Line Managers acquiring startups

Free money not to be missed.

Innovation mania is gripping large companies. The fear of missing out (FOMO) is making companies do hilarious things. The most common is to empower line managers overseas to buy companies.

The line manager – when in a sales role – is trying to maximise discount to his customer. It makes sales easier. Now it is the reverse – he tries to get an approval to buy a startup at 10x of what the company is worth. Or he may pay a fortune to buy a complete dud. It is like sending your driver to buy artisanal cheese or sending your cook to buy the next company car.

These line managers have no clue on valuation, legal liability or technology assessment. Yet they seem empowered to write large cheques. Board run, professionally managed companies are most at risk. A dysfunctional board and line managers authorised to buy companies overseas is a complete recipe for disaster.

Everyone from the likes of Suzlon to Tata or from Birla to Reliance are buying innovation overseas. The ticket sizes are small – so internal scrutiny is low. After all what is usd 10m for a company with a usd 50 billion market cap. It is a rounding off error.

One CEO mentioned “at least I am trying. We can’t innovate internally. If we invest in ten, two will be winners”.

And this is where they are completely wrong.

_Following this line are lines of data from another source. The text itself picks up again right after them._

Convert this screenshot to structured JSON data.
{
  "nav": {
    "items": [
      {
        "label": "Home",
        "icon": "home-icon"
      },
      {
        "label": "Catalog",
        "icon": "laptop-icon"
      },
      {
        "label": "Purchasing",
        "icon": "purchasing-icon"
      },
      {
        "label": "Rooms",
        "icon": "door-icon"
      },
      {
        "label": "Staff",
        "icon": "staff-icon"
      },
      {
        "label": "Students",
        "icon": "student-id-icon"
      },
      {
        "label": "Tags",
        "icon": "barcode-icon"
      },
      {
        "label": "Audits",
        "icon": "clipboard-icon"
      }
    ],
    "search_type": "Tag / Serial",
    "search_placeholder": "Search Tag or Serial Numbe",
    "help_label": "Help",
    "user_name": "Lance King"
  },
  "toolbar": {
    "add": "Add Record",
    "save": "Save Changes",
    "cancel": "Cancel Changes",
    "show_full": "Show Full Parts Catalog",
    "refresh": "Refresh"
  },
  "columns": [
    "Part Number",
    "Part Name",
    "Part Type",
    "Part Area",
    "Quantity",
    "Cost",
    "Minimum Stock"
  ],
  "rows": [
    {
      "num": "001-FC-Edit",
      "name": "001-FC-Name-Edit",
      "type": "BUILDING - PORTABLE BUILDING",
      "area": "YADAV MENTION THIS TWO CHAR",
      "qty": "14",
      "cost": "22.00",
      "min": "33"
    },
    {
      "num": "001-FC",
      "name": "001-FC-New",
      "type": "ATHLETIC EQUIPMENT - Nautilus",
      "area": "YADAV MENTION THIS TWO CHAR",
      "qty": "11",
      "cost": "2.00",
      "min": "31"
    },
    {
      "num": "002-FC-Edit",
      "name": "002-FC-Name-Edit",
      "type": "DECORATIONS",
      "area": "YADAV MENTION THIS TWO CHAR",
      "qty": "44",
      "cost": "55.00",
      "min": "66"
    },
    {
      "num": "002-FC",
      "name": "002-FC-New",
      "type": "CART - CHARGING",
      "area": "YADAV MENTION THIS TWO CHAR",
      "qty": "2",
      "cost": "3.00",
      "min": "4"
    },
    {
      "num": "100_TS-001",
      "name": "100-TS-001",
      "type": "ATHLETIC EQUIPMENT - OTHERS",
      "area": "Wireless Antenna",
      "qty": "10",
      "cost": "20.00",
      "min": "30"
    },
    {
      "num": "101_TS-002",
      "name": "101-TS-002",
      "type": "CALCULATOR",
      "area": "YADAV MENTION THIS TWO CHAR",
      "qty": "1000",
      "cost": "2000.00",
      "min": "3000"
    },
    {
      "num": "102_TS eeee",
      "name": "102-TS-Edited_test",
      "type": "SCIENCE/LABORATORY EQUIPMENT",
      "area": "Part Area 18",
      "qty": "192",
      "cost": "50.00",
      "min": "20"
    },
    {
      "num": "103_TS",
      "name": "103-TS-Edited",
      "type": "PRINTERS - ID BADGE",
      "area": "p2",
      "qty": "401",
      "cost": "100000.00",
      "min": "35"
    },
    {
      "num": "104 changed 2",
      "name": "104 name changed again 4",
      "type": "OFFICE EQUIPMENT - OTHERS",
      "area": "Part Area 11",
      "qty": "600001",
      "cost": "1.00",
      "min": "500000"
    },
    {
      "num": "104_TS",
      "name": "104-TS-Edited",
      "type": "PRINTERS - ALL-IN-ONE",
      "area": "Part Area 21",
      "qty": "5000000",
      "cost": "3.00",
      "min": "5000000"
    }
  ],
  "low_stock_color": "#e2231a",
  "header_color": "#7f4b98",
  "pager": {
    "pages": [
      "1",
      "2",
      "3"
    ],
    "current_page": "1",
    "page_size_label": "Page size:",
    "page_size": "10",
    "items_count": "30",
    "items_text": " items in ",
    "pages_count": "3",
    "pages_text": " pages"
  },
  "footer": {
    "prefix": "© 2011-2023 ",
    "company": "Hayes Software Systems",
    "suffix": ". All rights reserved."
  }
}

You throw ten darts in the air in all directions and there is close to zero probability that anything will hit bulls eye. 100% will go waste.

But that is not where the bad news ends.

The companies will buy liabilities in foreign lands which will have to be discharged by the parent company. You buy a semiconductor design company for usd 10m doesn’t mean your liability is limited to usd 10m. The parent company may have to shell out a billion dollars in future claims.

Tata for example have perfected the art of buying liabilities. Jaguar and Corus are going nowhere. Air India crash is going to result in more liabilities. These liabilities will not be limited to the cost of the plane that crashed or to the amount paid to buy Air India. The smaller the company, the more unknown the risk. Especially in pharma or civil construction.

The indian corporates don’t understand ring fencing. So they sometimes make the unforgivable mistake of owning these entities from their own balance sheet. And proudly putting their name on the company they have acquired. Placing the parent brand at a reputation risk.

This is a bubble waiting to burst.

It is not IF but WHEN it will blow.

But one man’s problem is another man’s feast. If you are a doctor, pandemic is good news. If you are a startup promoter stuck with a company going nowhere, this is your chance at a quick and profitable exit.

Family offices are way too smart. Getting a VC to buy a lemon – no chance. But if you can put lipstick on the pig – Indian board run corporates are your best bet.